Fastway Couriers
- Formerly: HB Couriers
- Type: Private
- Industry: Courier Logistics
- Founded: 1983; 43 years ago
- Founder: Bill McGowan
- Area served: United Kingdom (NI only) South Africa
- Brands: Parcel Connect
- Website: www.fastway.ie www.fastwayni.com www.fastway.org fastway.co.za

= Fastway Couriers =

Package delivery company

Fastway Couriers (formerly trading as HB Couriers) is a courier delivery services company founded in Napier, New Zealand. At the peak of its service, Fastway operated delivery services in New Zealand, Australia, Ireland and South Africa. The company currently operates in Northern Ireland and South Africa.

The company has operated using a franchise model since 1983, with franchising at the regional and courier level; regional franchises are responsible for managing the sales support and depots facilities in their region, while each courier franchise manages a courier route.

Each country with Fastway operations also has a master franchisee, who is responsible for providing the money needed to established Fastway operations, and managing the inter-city transportation of parcels.

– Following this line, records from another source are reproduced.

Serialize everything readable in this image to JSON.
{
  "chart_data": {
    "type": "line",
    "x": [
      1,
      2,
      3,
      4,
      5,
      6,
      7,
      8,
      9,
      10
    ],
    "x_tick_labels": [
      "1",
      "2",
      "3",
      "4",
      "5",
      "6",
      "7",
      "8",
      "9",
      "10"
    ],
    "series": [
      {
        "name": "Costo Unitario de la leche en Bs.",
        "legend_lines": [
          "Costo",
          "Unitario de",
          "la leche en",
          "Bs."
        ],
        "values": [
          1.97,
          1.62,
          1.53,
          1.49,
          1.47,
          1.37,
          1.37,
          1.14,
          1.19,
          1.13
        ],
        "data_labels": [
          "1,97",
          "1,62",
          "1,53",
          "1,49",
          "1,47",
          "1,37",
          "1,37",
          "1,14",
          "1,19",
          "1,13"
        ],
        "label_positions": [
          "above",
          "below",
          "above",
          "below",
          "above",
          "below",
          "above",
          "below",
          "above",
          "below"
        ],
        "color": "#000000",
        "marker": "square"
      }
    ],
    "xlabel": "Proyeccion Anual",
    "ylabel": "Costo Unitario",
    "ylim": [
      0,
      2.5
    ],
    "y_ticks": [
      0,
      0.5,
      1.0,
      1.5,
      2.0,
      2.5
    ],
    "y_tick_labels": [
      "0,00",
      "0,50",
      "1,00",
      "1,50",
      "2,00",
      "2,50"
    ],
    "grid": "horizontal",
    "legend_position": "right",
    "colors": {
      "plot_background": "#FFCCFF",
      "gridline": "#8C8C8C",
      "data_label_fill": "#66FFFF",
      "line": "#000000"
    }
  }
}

Fastway Global LTD owns the Fastway branding and provides initial training to the Fastway master franchisee of each country.

Fastway Global LTD also owns the Parcel Connect branding - a booking platform for Fastway Services targeted as consumers. Parcel Connect currently operates in Australia and New Zealand.

==History since 2016==
In 2016, the company's New Zealand and Australia operations and all associated assets (including domains, contracts, and depots) were acquired by Aramex. As part of the acquisition by Aramex, most Fastway operations have been rebranded to Aramex in Australia and New Zealand. Branding of Fastway remained unchanged in other countries.

In 2022, London private equity company Elysian Capital took ownership of Fastway's Irish operations, becoming Ireland's Master Franchisee. In early 2023, South African logistics company City Logistics and Clearwater Capital partnered to purchase the existing Master Franchisee rights in South Africa.

In October 2025, Fastway Ireland's parent company Nuvion Group collapsed into receivership, resulting in Fastway ceasing operations in Ireland with the loss of 300 jobs. The Northern Irish and South African businesses are unaffected.